Summary of Upcoming Catalysts for GameStop

Now that we've established that GameStop is not in as much trouble as the pundits think, it's also important to realize that there are several potential positive catalysts happening in the coming year. Here is a short list:

  • All three major video game console makers, Nintendo (OTCPK:NTDOY) , Sony (NYSE:SNE), and Microsoft (NASDAQ:MSFT) are preparing to release the next generation of their products. The Nintendo Wii U is coming out at the end of 2012, and the other two are expected either late in 2013 or in 2014. This should improve hardware and new game sales for GameStop in the near term, and should also help to ensure that earnings and FCF numbers remain strong in the next 2-3 years.

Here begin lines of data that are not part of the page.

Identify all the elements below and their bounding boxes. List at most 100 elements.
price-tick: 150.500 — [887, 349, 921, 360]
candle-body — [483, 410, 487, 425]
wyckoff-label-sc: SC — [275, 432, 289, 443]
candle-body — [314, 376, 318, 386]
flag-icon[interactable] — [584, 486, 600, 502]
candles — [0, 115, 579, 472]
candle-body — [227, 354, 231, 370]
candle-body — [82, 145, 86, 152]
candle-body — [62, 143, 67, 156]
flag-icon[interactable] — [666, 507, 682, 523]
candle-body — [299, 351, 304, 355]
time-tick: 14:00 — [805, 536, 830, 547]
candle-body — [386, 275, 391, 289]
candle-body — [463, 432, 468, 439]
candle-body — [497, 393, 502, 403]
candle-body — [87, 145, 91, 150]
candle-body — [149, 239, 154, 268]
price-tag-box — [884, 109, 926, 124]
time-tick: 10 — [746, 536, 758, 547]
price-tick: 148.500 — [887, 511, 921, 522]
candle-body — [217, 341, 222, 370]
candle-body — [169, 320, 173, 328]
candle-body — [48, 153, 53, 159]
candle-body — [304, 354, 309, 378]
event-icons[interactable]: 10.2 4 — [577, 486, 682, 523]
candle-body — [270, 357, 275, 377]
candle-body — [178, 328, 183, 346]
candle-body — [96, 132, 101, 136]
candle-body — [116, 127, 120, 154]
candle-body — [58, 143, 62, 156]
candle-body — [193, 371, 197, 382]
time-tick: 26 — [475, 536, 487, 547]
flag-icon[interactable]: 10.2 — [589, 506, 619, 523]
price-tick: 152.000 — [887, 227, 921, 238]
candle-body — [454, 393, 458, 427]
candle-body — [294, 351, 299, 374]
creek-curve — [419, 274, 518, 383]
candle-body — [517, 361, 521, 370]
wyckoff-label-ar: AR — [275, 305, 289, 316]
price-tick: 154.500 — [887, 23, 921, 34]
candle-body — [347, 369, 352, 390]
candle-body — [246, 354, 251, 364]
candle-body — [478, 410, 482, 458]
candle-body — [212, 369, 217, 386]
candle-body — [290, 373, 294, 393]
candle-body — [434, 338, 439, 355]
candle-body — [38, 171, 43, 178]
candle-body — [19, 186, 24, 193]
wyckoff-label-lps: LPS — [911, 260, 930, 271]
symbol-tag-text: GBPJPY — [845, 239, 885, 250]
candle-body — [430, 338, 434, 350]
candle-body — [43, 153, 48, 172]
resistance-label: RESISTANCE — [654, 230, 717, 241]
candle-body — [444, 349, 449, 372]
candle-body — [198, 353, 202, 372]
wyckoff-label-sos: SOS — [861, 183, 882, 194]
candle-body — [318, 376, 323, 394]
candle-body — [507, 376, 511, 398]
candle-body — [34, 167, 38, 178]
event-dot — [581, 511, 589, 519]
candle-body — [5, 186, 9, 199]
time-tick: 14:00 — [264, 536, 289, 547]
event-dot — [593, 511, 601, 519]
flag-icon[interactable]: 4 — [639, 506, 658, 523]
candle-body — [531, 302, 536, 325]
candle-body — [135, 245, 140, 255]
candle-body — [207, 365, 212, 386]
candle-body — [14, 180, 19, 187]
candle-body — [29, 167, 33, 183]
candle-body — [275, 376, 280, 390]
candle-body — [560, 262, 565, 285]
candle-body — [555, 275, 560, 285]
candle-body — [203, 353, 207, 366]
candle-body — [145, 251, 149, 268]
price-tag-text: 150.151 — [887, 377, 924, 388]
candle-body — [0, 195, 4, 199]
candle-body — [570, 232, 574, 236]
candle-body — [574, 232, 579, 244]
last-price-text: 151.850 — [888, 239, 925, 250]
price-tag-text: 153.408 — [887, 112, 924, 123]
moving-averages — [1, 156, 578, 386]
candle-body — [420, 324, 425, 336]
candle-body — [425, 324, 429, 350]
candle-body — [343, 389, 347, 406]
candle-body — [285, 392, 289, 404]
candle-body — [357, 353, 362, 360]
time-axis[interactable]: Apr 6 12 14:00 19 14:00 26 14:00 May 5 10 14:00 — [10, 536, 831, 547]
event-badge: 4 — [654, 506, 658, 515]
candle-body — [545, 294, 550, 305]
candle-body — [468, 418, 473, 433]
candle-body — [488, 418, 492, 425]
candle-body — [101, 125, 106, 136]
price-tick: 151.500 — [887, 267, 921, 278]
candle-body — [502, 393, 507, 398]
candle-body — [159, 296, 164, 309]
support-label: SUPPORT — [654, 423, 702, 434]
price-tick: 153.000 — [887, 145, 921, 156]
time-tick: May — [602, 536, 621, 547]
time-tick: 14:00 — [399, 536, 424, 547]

There is already evidence that the Nintendo Wii U is receiving stronger than expected demand.
  • Management has made a strong commitment to shareholders, by instituting a healthy dividend (>4% yield), and a massive share buyback program. This really shows their belief in the company. Continued reduction in outstanding share count will be a positive for the stock price, and minimizes the downside risk considerably.
  • Institutional ownership is only 4%, according to Yahoo Finance. Very low institutional ownership means that any positive surprises on the company could cause some of them to buy in, which will help the stock price further.

GameStop's compelling valuation

In case you are still not convinced about the company, I just want to leave you with how compelling the current valuation is. Have a look at these valuation ratios:

TTM P/E

9.6

FWD P/E

6.6

P/S

0.31

P/B

1.02

PEG

1.06

EV/EBITDA

3.37

Clearly these are quite attractive numbers for a company that has had growing revenues, stable earnings, and no debt.

Conducting a simple DCF exercise, I get an intrinsic value of $33.97/share:

  • Discount Rate: 6%
  • EPS Growth over 5 years: 3%
  • Growth after 5 years: 0%
  • Confidence in estimates: 75%

With a current price of $22.86, there is still a margin of safety of more than 30%. This DCF assumes very modest growth in the coming years and reduces the resulting intrinsic value estimate a further 25% by adding the confidence factor variable. By saying I am only 75% confident in my growth estimates, the DCF calculator assigns an intrinsic value of 0 to 25% of the business. Although this is overly simplified, it has the effect of being a very conservative way to try and avoid over estimating the value.

In conclusion, I find GameStop to be a compelling value stock. Clearly the company is priced very cheaply by the market. In addition there are positive catalysts, and the company is out of favor due to several risks which appear to be overblown.